Wednesday, March 17, 2010

Death of a Gentle Lady by M.C. Beaton

15. Death of a Gentle Lady - twenty-fourth in the Hamish Macbeth series
by M.C. Beaton
mystery, 2008
library book
finished, 3/17/10

Well, the lady is definitely not gentle.The word just happens to be her last name, the name of the man who married her when she was a hatcheck girl. Everyone in the area of Hamish Macbeth's little town of Lochdubh thinks she is a wonderful little old lady; everyone, that is, except Hamish. He doesn't like her. And of course the reader very soon agrees with him. She is cruel to her children and cruel to her servants. And also, of course, she is soon dead. She is not the only corpse. The second one is a woman from Turkey whom Hamish had planned to marry to save her from being sent home, and to save his police station from closing. Lucky for Hamish she dies before the wedding since it turns out she was lying to him; she was really a high class 'lady of the night' from Russia.

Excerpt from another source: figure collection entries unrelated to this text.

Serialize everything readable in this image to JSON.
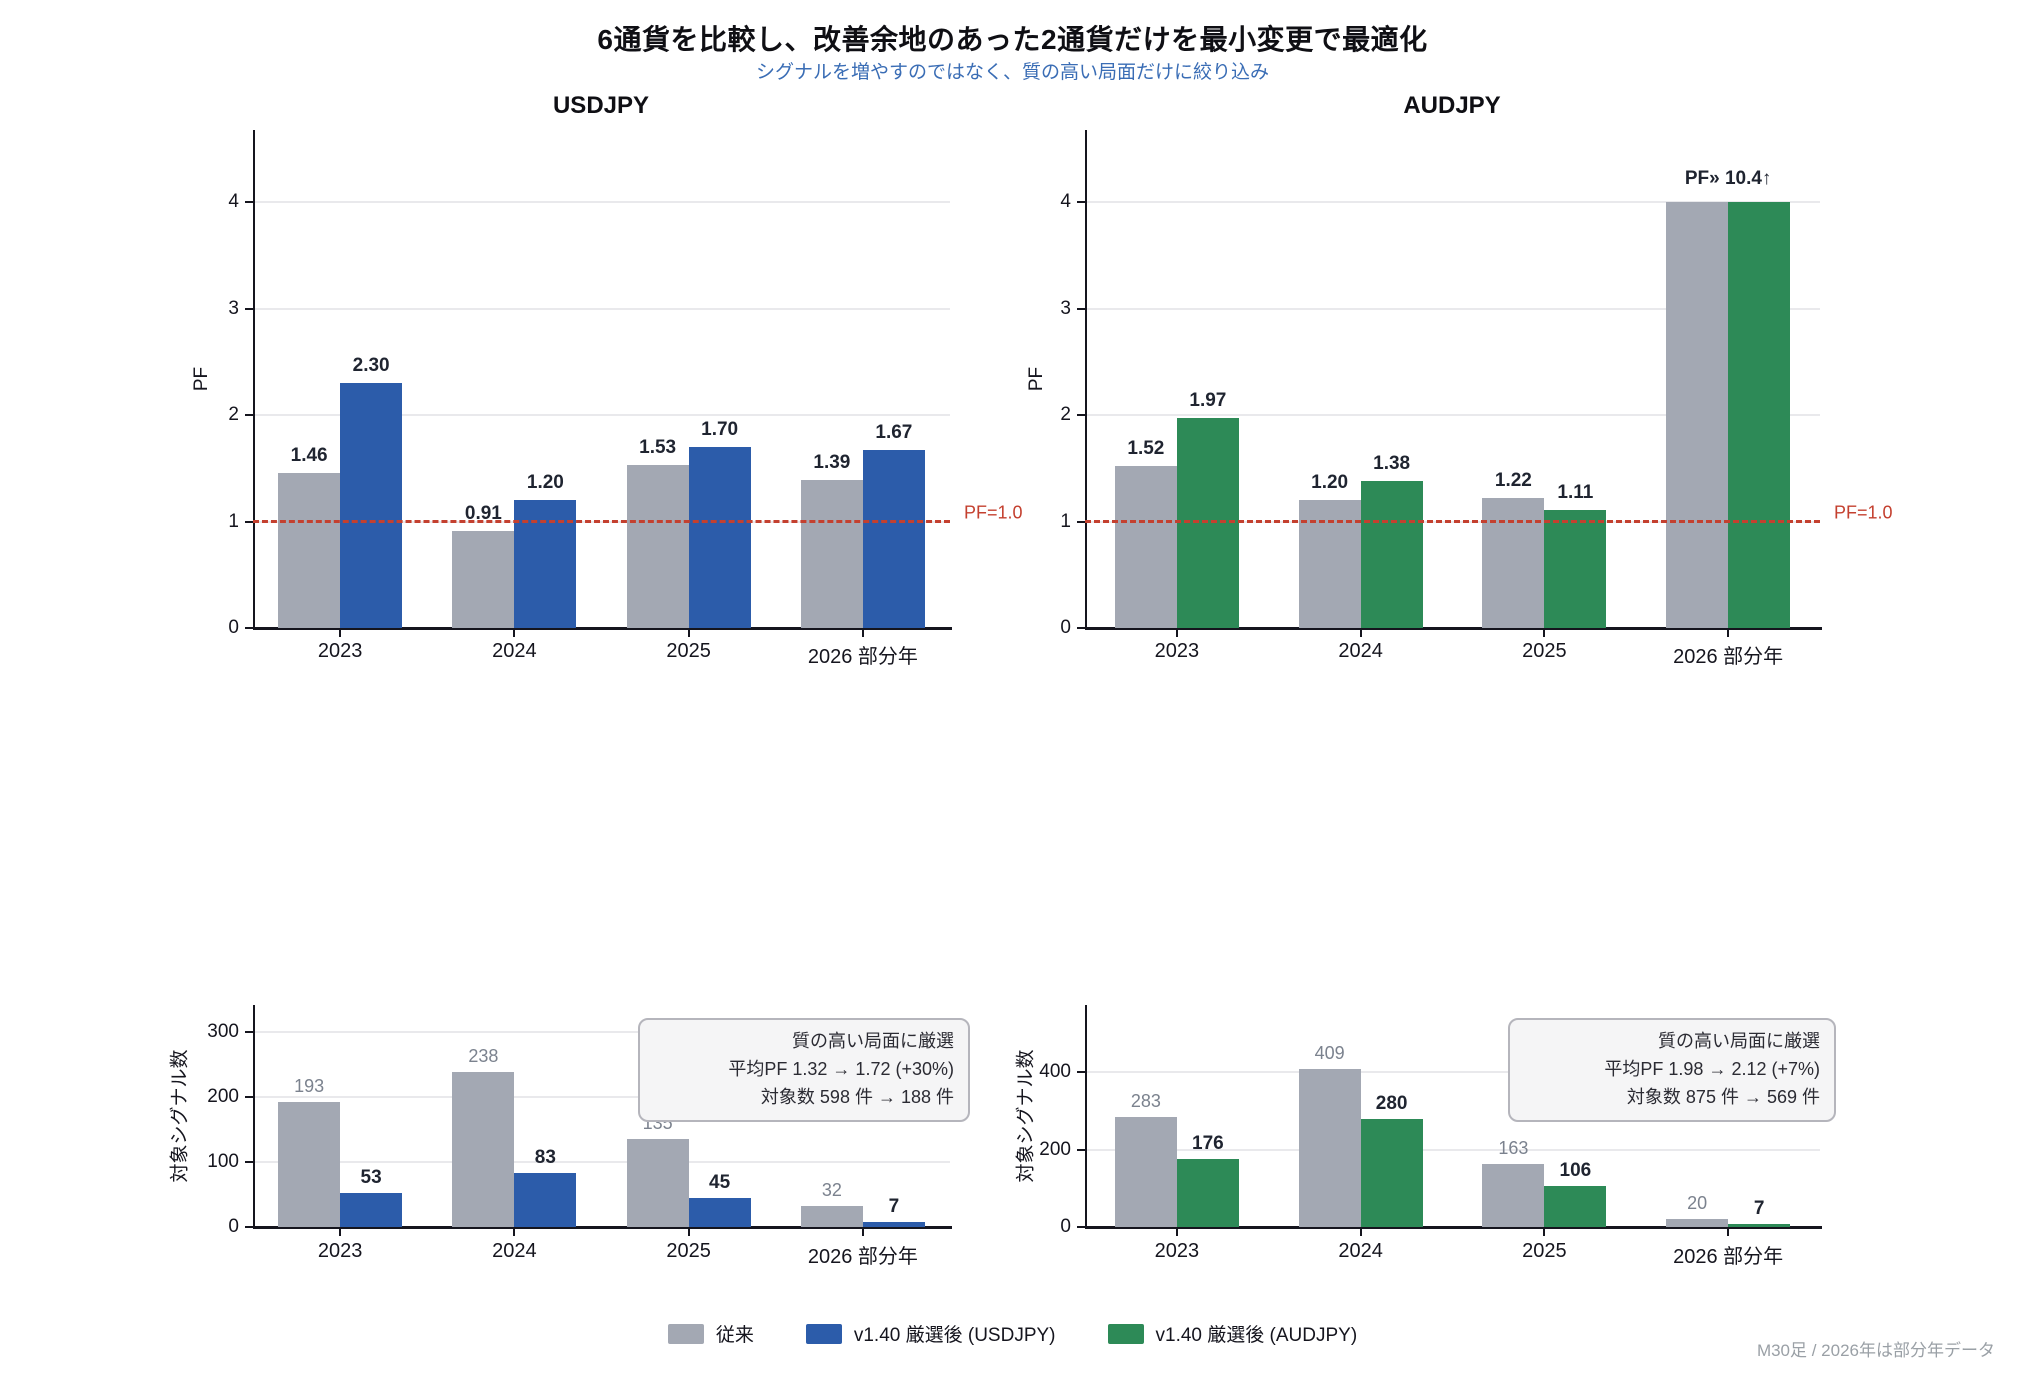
{
  "page": {
    "title": "6通貨を比較し、改善余地のあった2通貨だけを最小変更で最適化",
    "subtitle": "シグナルを増やすのではなく、質の高い局面だけに絞り込み",
    "footnote": "M30足  /  2026年は部分年データ"
  },
  "colors": {
    "gray": "#a3a8b3",
    "blue": "#2c5caa",
    "green": "#2d8a57",
    "ref": "#c4402f",
    "subtitle": "#3a6db5",
    "grid": "#e9e9ec",
    "axis": "#15151e",
    "label_dark": "#1f2430",
    "label_muted": "#7b828e"
  },
  "legend": {
    "items": [
      {
        "label": "従来",
        "color": "#a3a8b3"
      },
      {
        "label": "v1.40 厳選後 (USDJPY)",
        "color": "#2c5caa"
      },
      {
        "label": "v1.40 厳選後 (AUDJPY)",
        "color": "#2d8a57"
      }
    ]
  },
  "chart_data": [
    {
      "id": "usdjpy-pf",
      "type": "bar",
      "title": "USDJPY",
      "ylabel": "PF",
      "categories": [
        "2023",
        "2024",
        "2025",
        "2026 部分年"
      ],
      "yticks": [
        0,
        1,
        2,
        3,
        4
      ],
      "ylim": [
        0,
        4.67
      ],
      "grid": true,
      "ref_line": {
        "value": 1.0,
        "label": "PF=1.0"
      },
      "series": [
        {
          "name": "従来",
          "colorKey": "gray",
          "values": [
            1.46,
            0.91,
            1.53,
            1.39
          ],
          "labels": [
            "1.46",
            "0.91",
            "1.53",
            "1.39"
          ],
          "label_style": "bold"
        },
        {
          "name": "v1.40 厳選後 (USDJPY)",
          "colorKey": "blue",
          "values": [
            2.3,
            1.2,
            1.7,
            1.67
          ],
          "labels": [
            "2.30",
            "1.20",
            "1.70",
            "1.67"
          ],
          "label_style": "bold"
        }
      ],
      "annotations": []
    },
    {
      "id": "audjpy-pf",
      "type": "bar",
      "title": "AUDJPY",
      "ylabel": "PF",
      "categories": [
        "2023",
        "2024",
        "2025",
        "2026 部分年"
      ],
      "yticks": [
        0,
        1,
        2,
        3,
        4
      ],
      "ylim": [
        0,
        4.67
      ],
      "grid": true,
      "ref_line": {
        "value": 1.0,
        "label": "PF=1.0"
      },
      "series": [
        {
          "name": "従来",
          "colorKey": "gray",
          "values": [
            1.52,
            1.2,
            1.22,
            4.0
          ],
          "labels": [
            "1.52",
            "1.20",
            "1.22",
            ""
          ],
          "label_style": "bold"
        },
        {
          "name": "v1.40 厳選後 (AUDJPY)",
          "colorKey": "green",
          "values": [
            1.97,
            1.38,
            1.11,
            4.0
          ],
          "labels": [
            "1.97",
            "1.38",
            "1.11",
            ""
          ],
          "label_style": "bold"
        }
      ],
      "annotations": [
        {
          "text": "PF» 10.4↑",
          "category_index": 3
        }
      ]
    },
    {
      "id": "usdjpy-signals",
      "type": "bar",
      "title": "",
      "ylabel": "対象シグナル数",
      "categories": [
        "2023",
        "2024",
        "2025",
        "2026 部分年"
      ],
      "yticks": [
        0,
        100,
        200,
        300
      ],
      "ylim": [
        0,
        340
      ],
      "grid": true,
      "ref_line": null,
      "series": [
        {
          "name": "従来",
          "colorKey": "gray",
          "values": [
            193,
            238,
            135,
            32
          ],
          "labels": [
            "193",
            "238",
            "135",
            "32"
          ],
          "label_style": "muted"
        },
        {
          "name": "v1.40 厳選後 (USDJPY)",
          "colorKey": "blue",
          "values": [
            53,
            83,
            45,
            7
          ],
          "labels": [
            "53",
            "83",
            "45",
            "7"
          ],
          "label_style": "bold"
        }
      ],
      "annotations": [],
      "note_box": {
        "lines": [
          "質の高い局面に厳選",
          "平均PF  1.32 → 1.72 (+30%)",
          "対象数  598 件 → 188 件"
        ]
      }
    },
    {
      "id": "audjpy-signals",
      "type": "bar",
      "title": "",
      "ylabel": "対象シグナル数",
      "categories": [
        "2023",
        "2024",
        "2025",
        "2026 部分年"
      ],
      "yticks": [
        0,
        200,
        400
      ],
      "ylim": [
        0,
        574
      ],
      "grid": true,
      "ref_line": null,
      "series": [
        {
          "name": "従来",
          "colorKey": "gray",
          "values": [
            283,
            409,
            163,
            20
          ],
          "labels": [
            "283",
            "409",
            "163",
            "20"
          ],
          "label_style": "muted"
        },
        {
          "name": "v1.40 厳選後 (AUDJPY)",
          "colorKey": "green",
          "values": [
            176,
            280,
            106,
            7
          ],
          "labels": [
            "176",
            "280",
            "106",
            "7"
          ],
          "label_style": "bold"
        }
      ],
      "annotations": [],
      "note_box": {
        "lines": [
          "質の高い局面に厳選",
          "平均PF  1.98 → 2.12 (+7%)",
          "対象数  875 件 → 569 件"
        ]
      }
    }
  ]
}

And there you have the basics of this mystery. We reconnect with some old friends: Elspeth, the journalist and Priscilla, the former love of Hamish's life. The delightful little Currie twin who always says a phrase twice makes an appearance, makes an appearance. :<)

There are many times in the story when Hamish notes how much he loves this village. The small town policeman who is truly content to be where he is. No matter how light and fluffy the mysteries are, I'm so fond of Hamish that I just don't care. He is a wonderful character. His home, which is in the police station, feels so cozy and comfortable and welcoming with his dog and his cat.

It isn't absolutely essential you read these books in order. I know I've missed a couple, but the author catches us up pretty easily. After all, not much changes in Hamish's life other than the murder victim, and that's just the way he likes it. And me too.


  1. I concur. I also know that when I'm in a reading funk and nothing is fitting that a visit to Lochdubh will always set me right.

  2. So pleased to find a kindred spirit, sprite!

  3. Kaye of Pudgy Penguin first got me started with this author. I've since then picked up about 7 of these from my library's used sale. Sounds like a fun way to spend some time!

  4. I've been wanting to give the M.C. Beatons a try.... thanks for the nudge!

  5. Staci and Elizabeth, he is a delightful character. There was a television version with the great Robert Carlyle, which though I liked him, I didn't care for the show itself so much. It felt darker than the books. (and Staci, I must look up 'pudgy penguin'-what a great name!)

  6. I loved the television program, too. Although it bore no resemblance, really, to the books. And you're right, it was quite dark.

    Funnily enough, we were once in Plockton, the village that stood in for Lochdubh in the show. We asked the saleslady in the general store about the tv show, and she, quite sternly, told us she had no idea what we were talking about. So, I suppose it wasn't a pleasant experience for them.

  7. I have read several books from the series, and my mother-in-law keeps sending more; it took me a little while to get "into" them, but now I like them almost as much as I like the Agatha Raisin series by the same author.

  8. Pamela, do you suppose it was just that person? I just did a search and this came up:

    I'm finding myself wanting to watch the series all over again!

    Librarian, I just began the next one in the series. Such reading fun!

  9. I love mysteries, and I love not being compelled to follow a certain order.

    I wanted to ask you if you've read any Ivan Doig. I'm sure you have, and I'm late to the party, but he makes me think of you. His writing is so, so wonderful, so clear and purposeful and essential and full of the outdoors. Right now I'm reading A Whistling Season, which I'll post on as soon as I finish, but really, if you've haven't yet? Pick him up. XOXO, M.

  10. Thanks, dolce bellezza for the recommendation. I've not ever read him.